NBC, Arena League strike deal

By Darren Rovell
ESPN.com

NBC has found its replacement for the NBA: the Arena Football League.

Orlando Rage cheerleaders
Even provocative Orlando Rage cheerleaders couldn't keep the XFL in business for more than one year.
NBC, which will lose its broadcast rights to NBA games at the end of this season, reached an agreement with the indoor football league on Tuesday to televise regular-season and postseason games in 2003 and 2004. The deal will provide the network, which lost a reported $35 million on its coverage of the short-lived XFL last year, with at least 55 hours of programming.

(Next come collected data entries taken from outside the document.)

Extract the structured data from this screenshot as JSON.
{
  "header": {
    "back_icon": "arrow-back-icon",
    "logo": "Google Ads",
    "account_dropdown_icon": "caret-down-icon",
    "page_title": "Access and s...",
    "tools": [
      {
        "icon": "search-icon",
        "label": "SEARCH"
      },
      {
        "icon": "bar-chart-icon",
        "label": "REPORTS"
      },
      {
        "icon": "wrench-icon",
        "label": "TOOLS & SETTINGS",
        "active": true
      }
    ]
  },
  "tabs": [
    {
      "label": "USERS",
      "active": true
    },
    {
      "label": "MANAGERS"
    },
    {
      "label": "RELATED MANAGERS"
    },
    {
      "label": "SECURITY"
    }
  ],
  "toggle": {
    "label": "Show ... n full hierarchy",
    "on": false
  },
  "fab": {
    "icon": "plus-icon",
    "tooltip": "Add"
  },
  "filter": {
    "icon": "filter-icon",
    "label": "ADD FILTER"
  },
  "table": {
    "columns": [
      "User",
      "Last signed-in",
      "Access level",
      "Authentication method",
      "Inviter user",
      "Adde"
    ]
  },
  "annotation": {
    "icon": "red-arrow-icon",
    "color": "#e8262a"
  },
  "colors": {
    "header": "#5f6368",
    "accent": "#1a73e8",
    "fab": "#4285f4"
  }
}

The Arena League's current television agreement with ABC, ESPN and TNN expires at the end of the upcoming season.

NBC, which has televised NBA games since the 1990-91 season, will pay the Arena League no broadcast rights fee, according to both the network and league. As part of the deal, the league will share net revenues as the franchise rights fees for new teams increase under the terms of agreement.

Five years ago, the average AFL franchise sold for $400,000, according to AFL commissioner David Baker. This year, the Atlanta franchise sold for $12 million and another franchise is expected to sell for that amount, he said. Future sales of franchises for more than $12 million would be split between the league and the network, under the agreement.

"We look at this business deal as a wonderful first step to the business," NBC Sports chairman Dick Ebersol said. "Not just for NBC, but as a way out of the losses and write-offs that have dominated our business so much over the last three or four years."

In 2003, the league will have 20 teams, including the Dallas Desperados, a Jerry Jones-owned team that is one of two new franchises that will debut this season. League officials say that despite the contraction of four teams in November -- the Houston ThunderBears, Florida Bobcats, Milwaukee Mustangs and Oklahoma Wranglers -- the AFL ownership group includes eight other NFL owners who have rights to Arena League teams. NFL owners can exercise an option to purchase between a 24.5 percent to 49.9 percent stake in the AFL by March 31.

Between the Arena League and arenafootball2, a developmental league that has teams in 34 smaller markets, league officials predict more than 3 million fans will watch the indoor league in 2002.

Games will be shown regionally on NBC affiliates on Sunday afternoons, while Saturday games can be broadcast locally by television outlets that sign deals with individual teams. The 2002 season will run from April to mid-August, but in order to accommodate the void of the network not having NBA programming, the league will move up its schedule by more than two months in 2003 and play its championship game, the Arena Bowl, on June 22.

In addition to the NBA, NBC Sports once had broadcasting rights to Major League Baseball and the NFL, which it lost in 1998. It currently has rights to the Olympics through 2008. NBC also televises Notre Dame football, NASCAR races, horse racing's Triple Crown series, two tennis Grand Slam events -- Wimbledon and the French Open -- and golf events that include the U.S. Open, Ryder Cup and The Players Championship.